Entre nostalgie jazz et solitude sentimentale, Love, BB transforme une rupture en une partie de cartes intérieure. Une chanson qui ne raconte pas une séparation par le drame, mais par une mécanique émotionnelle plus silencieuse.
Certaines chansons racontent une histoire. D’autres fabriquent un décor. Dès les premières secondes de Solitaire, Love, BB installe une pièce presque visible à l’esprit, entre fumée imaginaire, lumières tamisées et mélancolie douce. Le morceau emprunte aux codes du jazz classique tout en évitant la simple imitation nostalgique. Derrière cette élégance sonore se cache pourtant quelque chose de plus intime, une réflexion sur l’après rupture, sur les stratégies discrètes que l’on construit pour éviter une nouvelle blessure. Il ne s’agit pas ici d’un cri de douleur, mais d’une forme de conversation intérieure qui avance à petits pas.
Love, BB est né dans l’univers des clubs jazz de Brooklyn au début des années 2010, à une époque où Brooke Backman, Michael Leviton et Matt Bauder accompagnaient des soirées dans des lieux aux allures de bars clandestins. Le groupe s’est construit autour d’une esthétique presque théâtrale, nourrie autant par le vieux jazz américain que par une mythologie urbaine volontairement romancée. Après une interruption de près de quinze ans, la formation s’est retrouvée pour enregistrer un premier album conçu dans une logique presque artisanale, enregistré en direct sur bande magnétique comme à l’époque des grands studios classiques. Cette approche explique beaucoup de choses. Chez eux, la musique ne cherche pas seulement une mélodie, elle tente aussi de retrouver une texture, une mémoire et une sensation.
Histoire d’un mécanisme post-rupture amoureuse.
Solitaire parle d’un mécanisme de protection après une rupture amoureuse. L’amour y apparaît comme une partie dont les règles semblent imprévisibles et douloureuses. Face à cela, le personnage choisit le solitaire comme refuge symbolique. Le jeu devient une métaphore de l’isolement volontaire. Mieux vaut une solitude maîtrisée qu’une relation où les blessures reviennent sans prévenir. Pourtant cette logique protectrice se fissure progressivement. Derrière les conseils de prudence et le contrôle apparent se cache une fragilité qui finit par refaire surface.

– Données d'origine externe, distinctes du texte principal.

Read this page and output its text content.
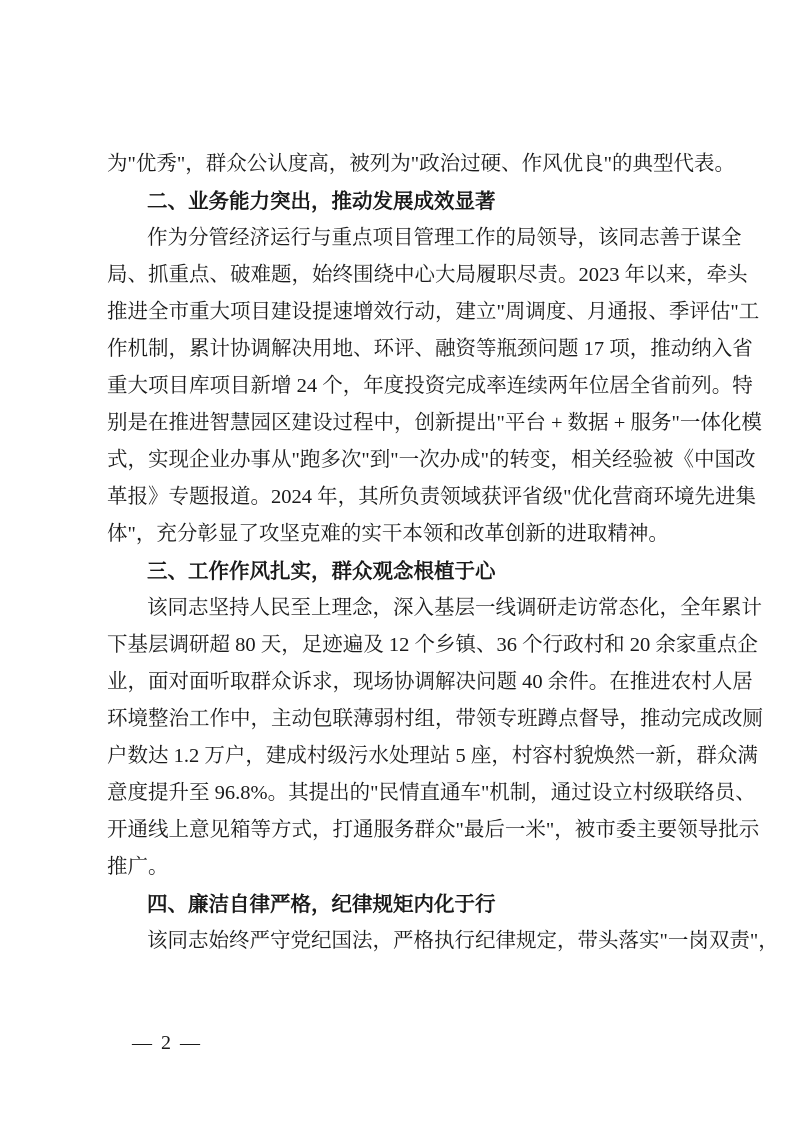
为"优秀"，群众公认度高，被列为"政治过硬、作风优良"的典型代表。
二、业务能力突出，推动发展成效显著
作为分管经济运行与重点项目管理工作的局领导，该同志善于谋全
局、抓重点、破难题，始终围绕中心大局履职尽责。2023 年以来，牵头
推进全市重大项目建设提速增效行动，建立"周调度、月通报、季评估"工
作机制，累计协调解决用地、环评、融资等瓶颈问题 17 项，推动纳入省
重大项目库项目新增 24 个，年度投资完成率连续两年位居全省前列。特
别是在推进智慧园区建设过程中，创新提出"平台 + 数据 + 服务"一体化模
式，实现企业办事从"跑多次"到"一次办成"的转变，相关经验被《中国改
革报》专题报道。2024 年，其所负责领域获评省级"优化营商环境先进集
体"，充分彰显了攻坚克难的实干本领和改革创新的进取精神。
三、工作作风扎实，群众观念根植于心
该同志坚持人民至上理念，深入基层一线调研走访常态化，全年累计
下基层调研超 80 天，足迹遍及 12 个乡镇、36 个行政村和 20 余家重点企
业，面对面听取群众诉求，现场协调解决问题 40 余件。在推进农村人居
环境整治工作中，主动包联薄弱村组，带领专班蹲点督导，推动完成改厕
户数达 1.2 万户，建成村级污水处理站 5 座，村容村貌焕然一新，群众满
意度提升至 96.8%。其提出的"民情直通车"机制，通过设立村级联络员、
开通线上意见箱等方式，打通服务群众"最后一米"，被市委主要领导批示
推广。
四、廉洁自律严格，纪律规矩内化于行
该同志始终严守党纪国法，严格执行纪律规定，带头落实"一岗双责"，
— 2 —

La voix, l’introduction, le rythme. Tout raconte une histoire, une époque, et même sans le clip. Ici, une atmosphère se dessine simplement, comme une évidence. Le Jazz arrive à être visuel, sans rien avoir à montrer. C’est une prouesse des sens ! Cette sensation devient précisément l’élément central du morceau. L’axe le plus identifiable ici n’est pas la révélation brutale ou le passage à l’acte. C’est l’exploitation des émotions à travers une réflexion intérieure. La chanson ne raconte pas une séparation spectaculaire. Elle montre plutôt ce qui arrive après, quand le vacarme est terminé et que l’esprit commence à organiser les débris.
L’originalité provient surtout du choix de l’image centrale. Beaucoup de chansons sur la solitude utilisent des chambres vides, des routes nocturnes ou des souvenirs amoureux. Ici, Michael Leviton prend un objet banal, un jeu de cartes solitaire, puis lui donne une fonction psychologique. Le solitaire devient une stratégie affective. Une règle de survie. Une façon de garder le contrôle après avoir perdu confiance dans l’imprévisibilité des sentiments. L’idée fonctionne parce qu’elle reste simple et immédiatement lisible.
Le morceau avance ensuite dans une contradiction discrète. Au départ, le solitaire apparaît comme une victoire rationnelle, une zone protégée où personne ne peut tricher ni blesser. Puis cette logique commence à s’effondrer lentement. L’image des cartes qui disparaissent et du jeu dans l’obscurité fait comprendre que l’isolement ne protège pas toujours. Il peut devenir une autre forme de piège. Ce qui semblait être une défense finit presque par ressembler à une défaite silencieuse. Rien n’explose. Rien ne se brise brutalement. La chanson préfère observer l’instant où quelqu’un tente de se convaincre qu’il va bien.
Love, BB transforme ainsi une douleur sentimentale en mécanique mentale. Et c’est précisément là que le morceau trouve sa singularité.